Comment il a dit ça ?
Dans son discours du 26 juin 1963, John Fitzgerald Kennedy met en avant la supériorité du bloc occidental, qu'il qualifie de "monde libre", sur le bloc soviétique qui doit construire un mur pour empêcher ses citoyens de fuir. Kennedy fait également preuve de recul en reconnaissant que les Etats-Unis sont une "démocratie imparfaite", faisant ici référence aux inégalités sociales qui divisent son pays. JFK place enfin Berlin au centre des enjeux de la guerre froide et érige la ville en symbole de l'échec du communisme, invitant à trois reprises ses détracteurs à venir voir par eux-mêmes. Pour l'anecdote, les notes de Kennedy révèlent que pour ne pas se tromper dans la prononciation, le président avait écrit la célèbre phrase en phonétique ("Ish bin ein Bearleener") !
Pourquoi on se rappelle qu’il a dit ça ?
Car ce discours marque un changement majeur dans la conception de la Guerre froide qui n'est plus seulement une guerre territoriale mais également une guerre idéologique. En effet, même si la crise des missiles de Cuba d'octobre 1962 a bien failli déclencher un conflit nucléaire, la Guerre froide est avant tout une période de fortes tensions entre deux modèles économiques et politiques que tout oppose. Pour revenir au discours, une légende urbaine voudrait que la syntaxe utilisée signifierait que Kennedy a revendiqué être une pâtisserie locale (le "Berliner"). Il s'agit pourtant d'un contre-sens dans la mesure où Kennedy n'était pas réellement un habitant de Berlin et donc dire "Ich bin Berliner" au lieu de "Ich bin ein Berliner" aurait certes été grammaticalement plus usuel mais concrètement faux.
Mais il a aussi dit ça :
[…] Il y a deux mille ans, la fierté suprême était de dire : "civis Romanum sum". Aujourd'hui, dans le monde de la liberté, la fierté suprême est de dire : "Ich bin ein Berliner".

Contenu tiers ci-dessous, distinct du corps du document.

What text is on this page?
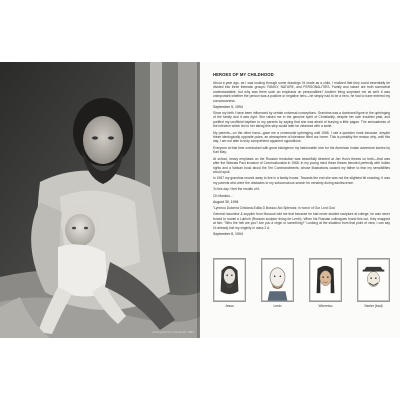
photograph by Ota Nepilý 1983
HEROES OF MY CHILDHOOD

About a year ago, as I was looking through some drawings I'd made as a child, I realized that they could essentially be divided into three thematic groups: FAMILY, NATURE, and PERSONALITIES. Family and nature are both somewhat understandable, but why was there such an emphasis on personalities? Another thing surprised me as well: it was unimportant whether the person was a positive or negative hero—he simply had to be a hero, he had to have entered my consciousness.

September 5, 1994

Since my birth I have been influenced by certain universal conceptions. Grandma was a dominant figure in the upbringing of the family and it was right. She raised me in the genuine spirit of Christianity, despite her own troubled past, and purified my unofficial baptism to my parents by saying that she was afraid of burying a little pagan. The sensualness of the infection which led to her taking this step would later be cleansed with a smile.

My parents—on the other hand—gave me a communist upbringing until 1968. I use a question mark because, despite these ideologically opposite poles, an atmosphere of tolerance filled our home. This is possibly the reason why, until this day, I am not able to truly comprehend apparent oppositions.

Everyone at that time overlooked with great indulgence my fashionable love for the American Indian adventure stories by Karl May.

At school, heavy emphasis on the Russian revolution was beautifully directed at Jan Hus's theses on truth—that was after the Warsaw Pact invasion of Czechoslovakia in 1968. In my young mind these theses blended perfectly with Indian rights and a Vatican book about the Ten Commandments, whose illustrations caused my father to fear my sensibilities would spoil.

In 1967 my grandma moved away to live in a family house. Towards the end she was not the slightest bit exacting. It was my parents who were the obstacles to my subconscious search for certainty during adolescence.

To this day I feel the results of it.

Oh Manitou...

August 30, 1994

"Lynmou Dulcena Ciriclana-Eullia D Bossoc Ato Splendor, in honor of Our Lord God

General raconteur & supplier from Moscow told me that because he had never studied sculpture at college, he was never forced to model a Lukhoh (Russian sculptor doing for Lenin). When his Russian colleagues found this out, they snapped at him: "Who the hell are you? Are you a virgin or something?" Looking at the situation from that point of view, I can say I'd already lost my virginity in class 2 A.

September 8, 1994
Jesus	Lenin	Winnetou	Santer (bad)
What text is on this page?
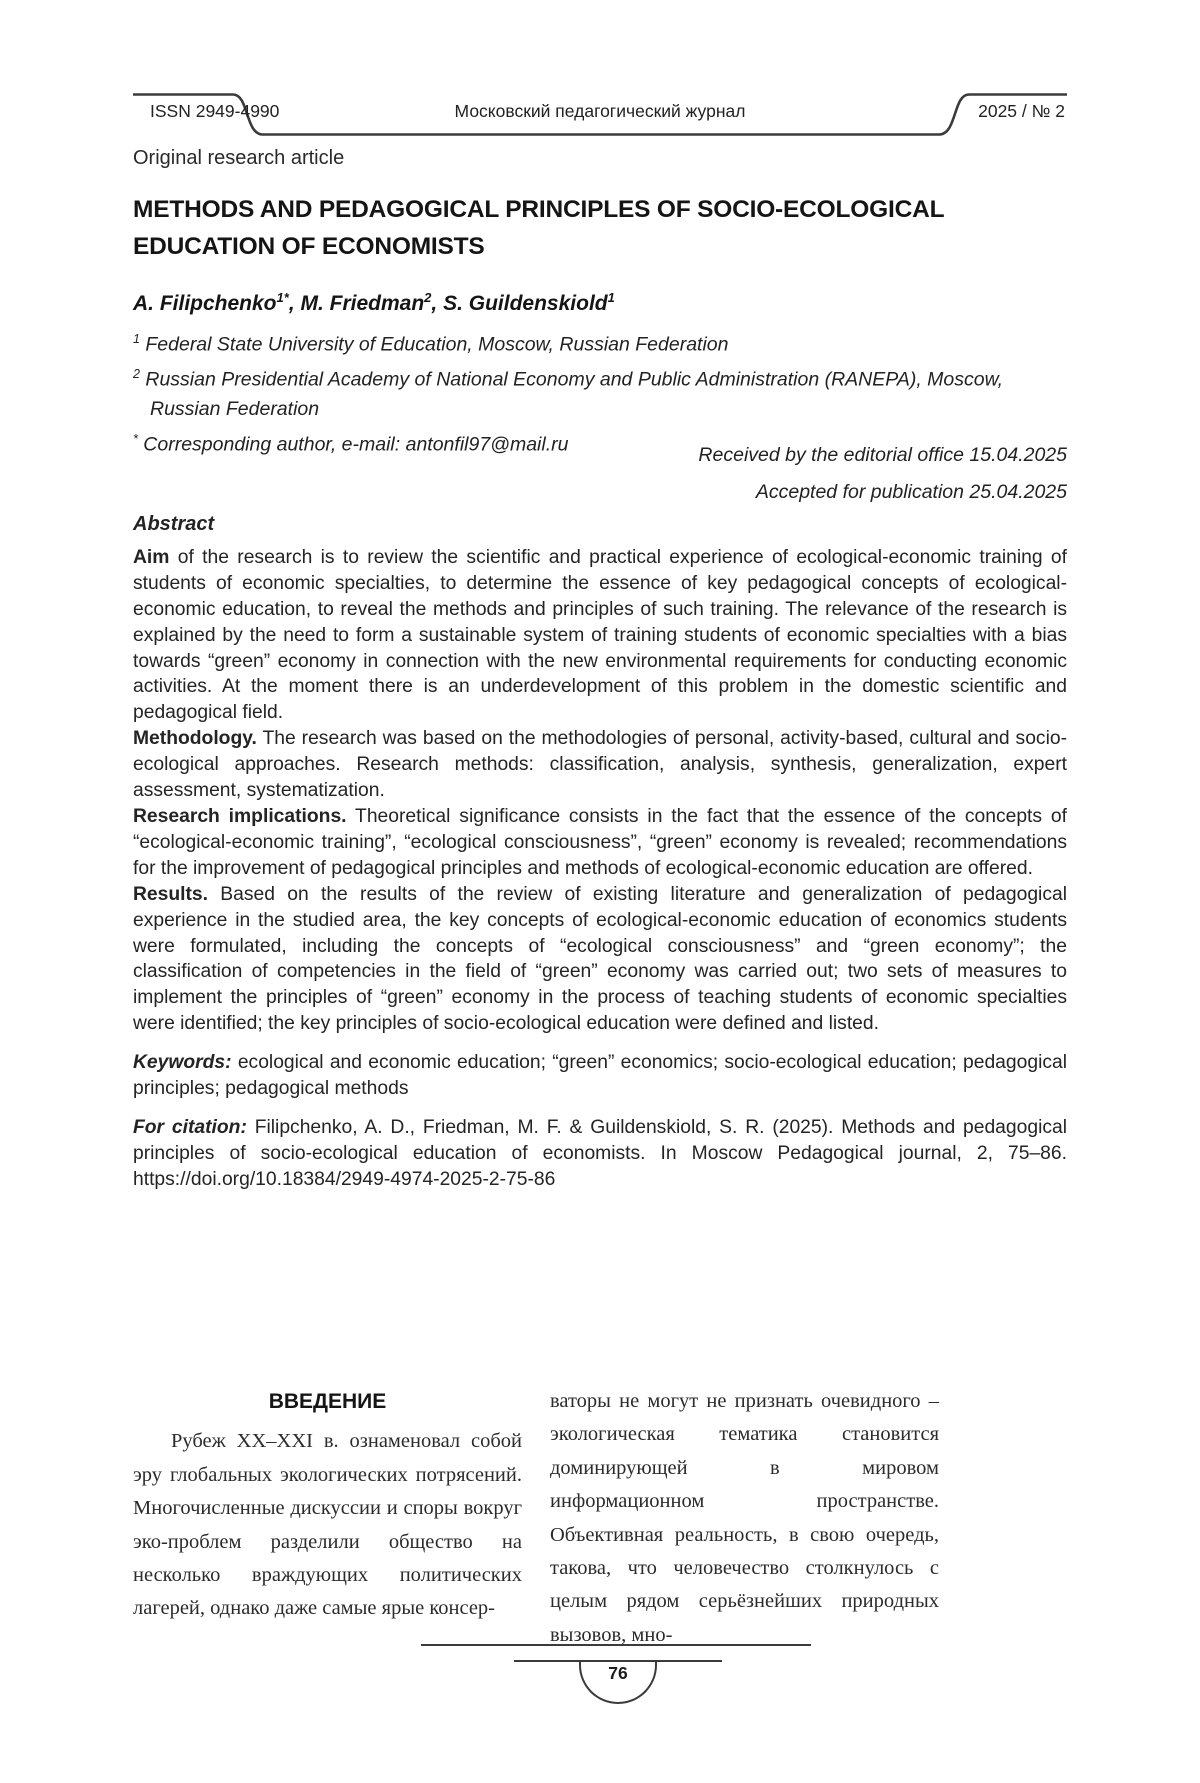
ISSN 2949-4990	Московский педагогический журнал	2025 / № 2
Original research article
METHODS AND PEDAGOGICAL PRINCIPLES OF SOCIO-ECOLOGICAL
EDUCATION OF ECONOMISTS
A. Filipchenko$^{1*}$, M. Friedman$^2$, S. Guildenskiold$^1$
$^1$ Federal State University of Education, Moscow, Russian Federation
$^2$ Russian Presidential Academy of National Economy and Public Administration (RANEPA), Moscow, Russian Federation
* Corresponding author, e-mail: antonfil97@mail.ru	Received by the editorial office 15.04.2025
Accepted for publication 25.04.2025
Abstract

Aim of the research is to review the scientific and practical experience of ecological-economic training of students of economic specialties, to determine the essence of key pedagogical concepts of ecological-economic education, to reveal the methods and principles of such training. The relevance of the research is explained by the need to form a sustainable system of training students of economic specialties with a bias towards “green” economy in connection with the new environmental requirements for conducting economic activities. At the moment there is an underdevelopment of this problem in the domestic scientific and pedagogical field.

Methodology. The research was based on the methodologies of personal, activity-based, cultural and socio-ecological approaches. Research methods: classification, analysis, synthesis, generalization, expert assessment, systematization.

Research implications. Theoretical significance consists in the fact that the essence of the concepts of “ecological-economic training”, “ecological consciousness”, “green” economy is revealed; recommendations for the improvement of pedagogical principles and methods of ecological-economic education are offered.

Results. Based on the results of the review of existing literature and generalization of pedagogical experience in the studied area, the key concepts of ecological-economic education of economics students were formulated, including the concepts of “ecological consciousness” and “green economy”; the classification of competencies in the field of “green” economy was carried out; two sets of measures to implement the principles of “green” economy in the process of teaching students of economic specialties were identified; the key principles of socio-ecological education were defined and listed.

Keywords: ecological and economic education; “green” economics; socio-ecological education; pedagogical principles; pedagogical methods

For citation: Filipchenko, A. D., Friedman, M. F. & Guildenskiold, S. R. (2025). Methods and pedagogical principles of socio-ecological education of economists. In Moscow Pedagogical journal, 2, 75–86. https://doi.org/10.18384/2949-4974-2025-2-75-86

ВВЕДЕНИЕ

Рубеж XX–XXI в. ознаменовал собой эру глобальных экологических потрясений. Многочисленные дискуссии и споры вокруг эко-проблем разделили общество на несколько враждующих политических лагерей, однако даже самые ярые консер-

ваторы не могут не признать очевидного – экологическая тематика становится доминирующей в мировом информационном пространстве. Объективная реальность, в свою очередь, такова, что человечество столкнулось с целым рядом серьёзнейших природных вызовов, мно-

76
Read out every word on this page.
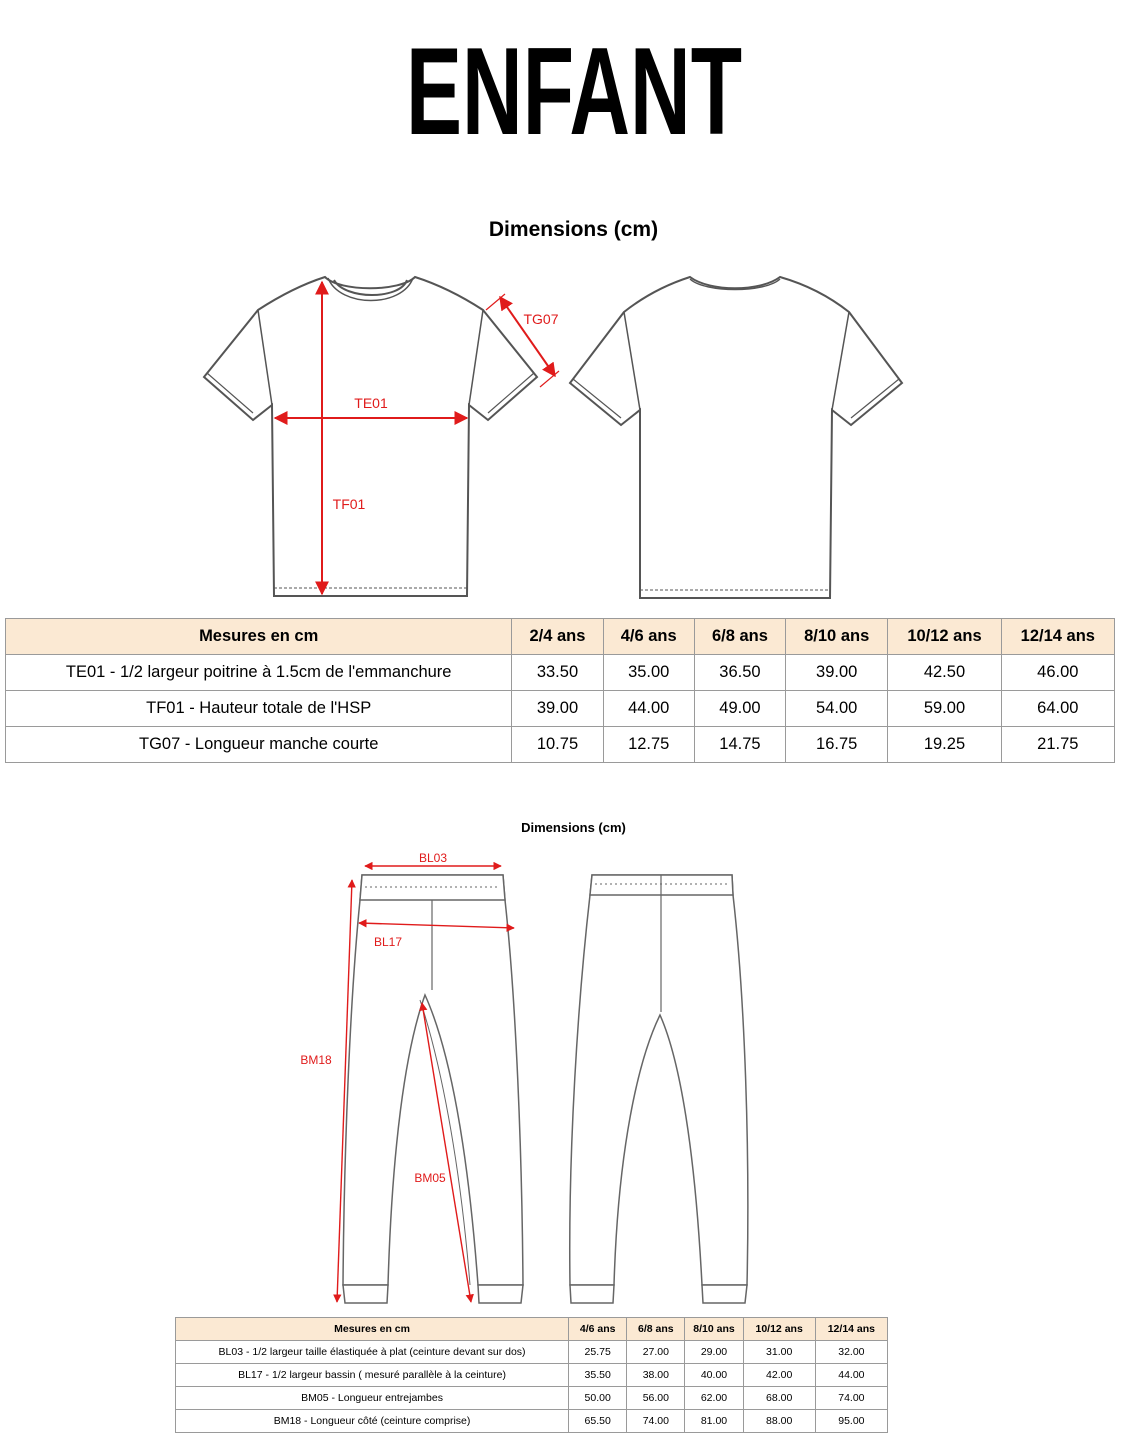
ENFANT
Dimensions (cm)
TE01
TF01
TG07
Mesures en cm	2/4 ans	4/6 ans	6/8 ans	8/10 ans	10/12 ans	12/14 ans
TE01 - 1/2 largeur poitrine à 1.5cm de l'emmanchure	33.50	35.00	36.50	39.00	42.50	46.00
TF01 - Hauteur totale de l'HSP	39.00	44.00	49.00	54.00	59.00	64.00
TG07 - Longueur manche courte	10.75	12.75	14.75	16.75	19.25	21.75
Dimensions (cm)
BL03
BL17
BM18
BM05
Mesures en cm	4/6 ans	6/8 ans	8/10 ans	10/12 ans	12/14 ans
BL03 - 1/2 largeur taille élastiquée à plat (ceinture devant sur dos)	25.75	27.00	29.00	31.00	32.00
BL17 - 1/2 largeur bassin ( mesuré parallèle à la ceinture)	35.50	38.00	40.00	42.00	44.00
BM05 - Longueur entrejambes	50.00	56.00	62.00	68.00	74.00
BM18 - Longueur côté (ceinture comprise)	65.50	74.00	81.00	88.00	95.00
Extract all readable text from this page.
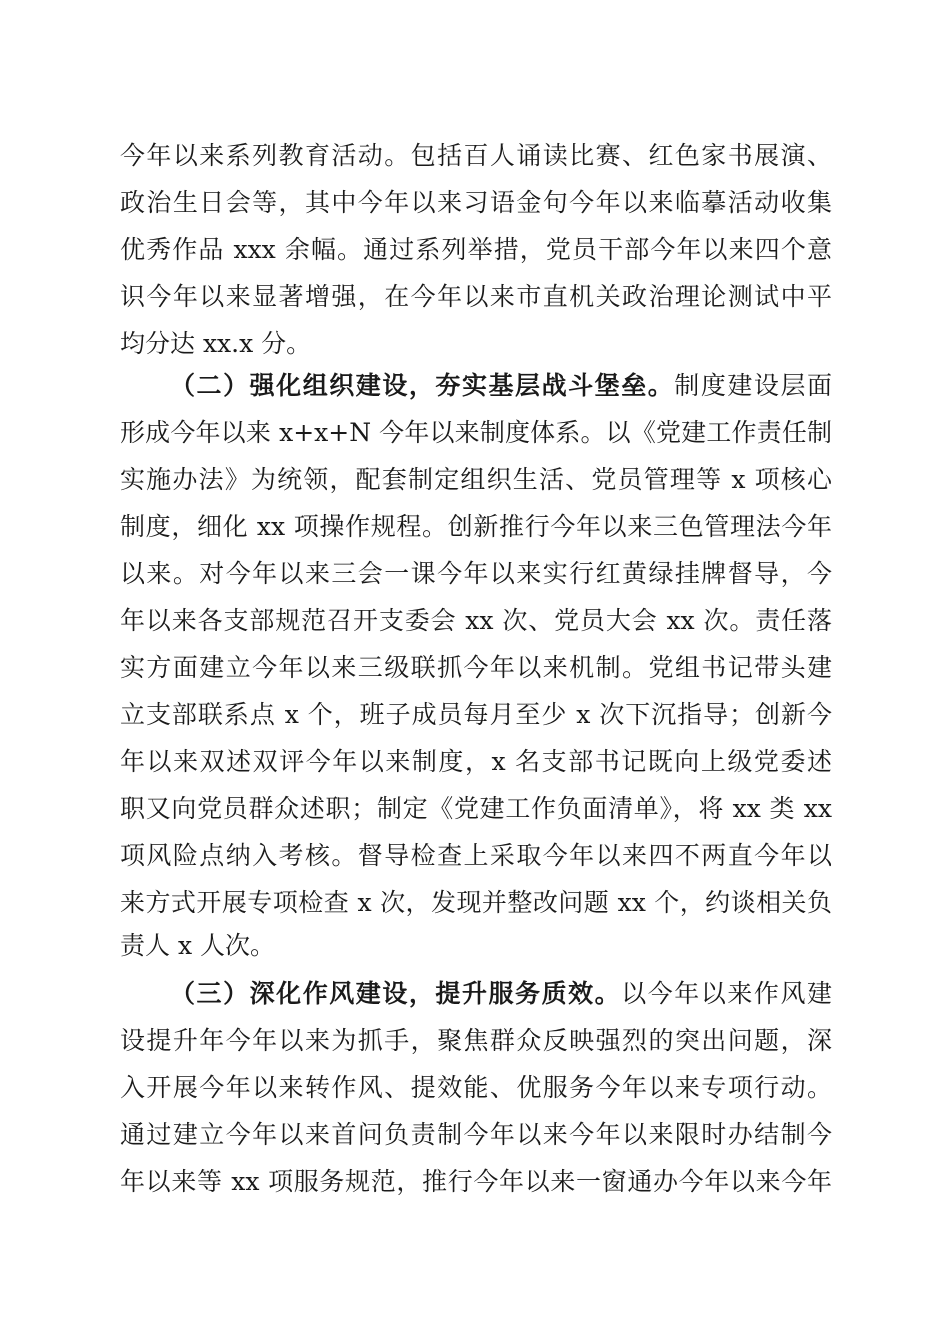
今年以来系列教育活动。包括百人诵读比赛、红色家书展演、
政治生日会等，其中今年以来习语金句今年以来临摹活动收集
优秀作品 xxx 余幅。通过系列举措，党员干部今年以来四个意
识今年以来显著增强，在今年以来市直机关政治理论测试中平
均分达 xx.x 分。
（二）强化组织建设，夯实基层战斗堡垒。制度建设层面
形成今年以来 x+x+N 今年以来制度体系。以《党建工作责任制
实施办法》为统领，配套制定组织生活、党员管理等 x 项核心
制度，细化 xx 项操作规程。创新推行今年以来三色管理法今年
以来。对今年以来三会一课今年以来实行红黄绿挂牌督导，今
年以来各支部规范召开支委会 xx 次、党员大会 xx 次。责任落
实方面建立今年以来三级联抓今年以来机制。党组书记带头建
立支部联系点 x 个，班子成员每月至少 x 次下沉指导；创新今
年以来双述双评今年以来制度，x 名支部书记既向上级党委述
职又向党员群众述职；制定《党建工作负面清单》，将 xx 类 xx
项风险点纳入考核。督导检查上采取今年以来四不两直今年以
来方式开展专项检查 x 次，发现并整改问题 xx 个，约谈相关负
责人 x 人次。
（三）深化作风建设，提升服务质效。以今年以来作风建
设提升年今年以来为抓手，聚焦群众反映强烈的突出问题，深
入开展今年以来转作风、提效能、优服务今年以来专项行动。
通过建立今年以来首问负责制今年以来今年以来限时办结制今
年以来等 xx 项服务规范，推行今年以来一窗通办今年以来今年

[…] Il est beaucoup de personnes dans le monde qui ne comprennent vraiment pas, ou disent qu'ils ne comprennent pas, où se situe le problème entre le monde libre et le monde communiste. Qu'ils viennent à Berlin. Il y en a qui disent que le communisme est la vague du futur. Qu'ils viennent à Berlin. Et il y en qui disent qu'en Europe et ailleurs nous pouvons travailler avec les communistes. Qu'ils viennent à Berlin. Et il y en a même quelques-uns qui disent qu'il est vrai que le communisme est un mauvais système mais qu'il nous permet de faire des progrès économiques. Lasst sie nach Berlin kommen. Qu'ils viennent à Berlin.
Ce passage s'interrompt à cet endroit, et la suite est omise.